All the application operations (eg. CRUD) are intended to been defined at configuration time inside the Zenbridge oracle. In any case, the application must include the operation bucket id in a request. When executing an INSERT request, the operation bucket id is stored in a newly created tuple. In other cases, it is checked if the specified operation bucket id matches the bucket id of a tuple being modified.
Since a Zenbridge distributed storage is not aware of the mapping between a bucket id and a primary key, all the SELECT requests executed in stored procedures inside a storage are only executed locally. Those SELECT requests that were initialized by the application are forwarded to a router. Then, if the application has passed a bucket id, a router uses it for shard calculation.
The main objective of balancing is to add and delete replicasets as well as to even out the load based of physical capacities of certain replicasets.
For balancing to work, each replicaset can be assigned a weight that is proportional to its capacity for data storage. The simplest capacity metric is the percentage of vbuckets stored by a replicaset. Another possible metric is the total size of all sharded spaces in a replicaset.

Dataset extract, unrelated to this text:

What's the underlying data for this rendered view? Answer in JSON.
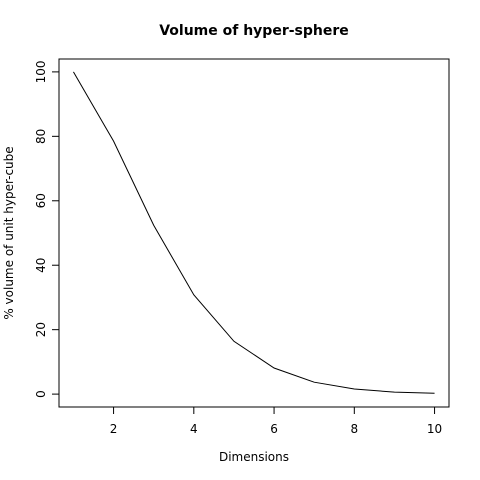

Balancing is performed as follows: all the replicasets are ordered based on the value of the M/W ratio, where M is a replicaset capacity metric and W is a replicaset weight. If the difference between the smallest and the largest value exceeds a predefined threshold, balancing is launched for the corresponding replicasets. Once done, the process can be repeated for the next pair of replicasets with different policies, depending on how much the calculated metric deviates from the cluster mean (for example, the minimum value is compared with the maximum one, then with the second largest and so on).
With this approach, assigning a zero weight to a replicaset would allow evenly distributing all of its vbuckets among other cluster nodes, and adding a new replicaset with a zero load would result in vbuckets being moved to it from other replicasets.
In the migration process, a vbucket goes through two stages at the source and the receiver. At the source, the vbucket is put into the sending state, in which it accepts all the read requests, but declines any write requests. Once the vbucket is activated at the receiver, it is marked as moved at the source and declines all requests from here on.
At the receiver, the vbucket is created in the receiving state, and then data copying starts, with all the requests getting declined. Once all the data is copied over, the vbucket is activated and starts accepting all requests.
If a node assumes the role of a master, all the vbuckets in the sending state are checked first. For such vbuckets, a request is sent to the destination replicaset, and if a vbucket is active there, it is deleted locally. All the vbuckets in the receiving state are simply deleted.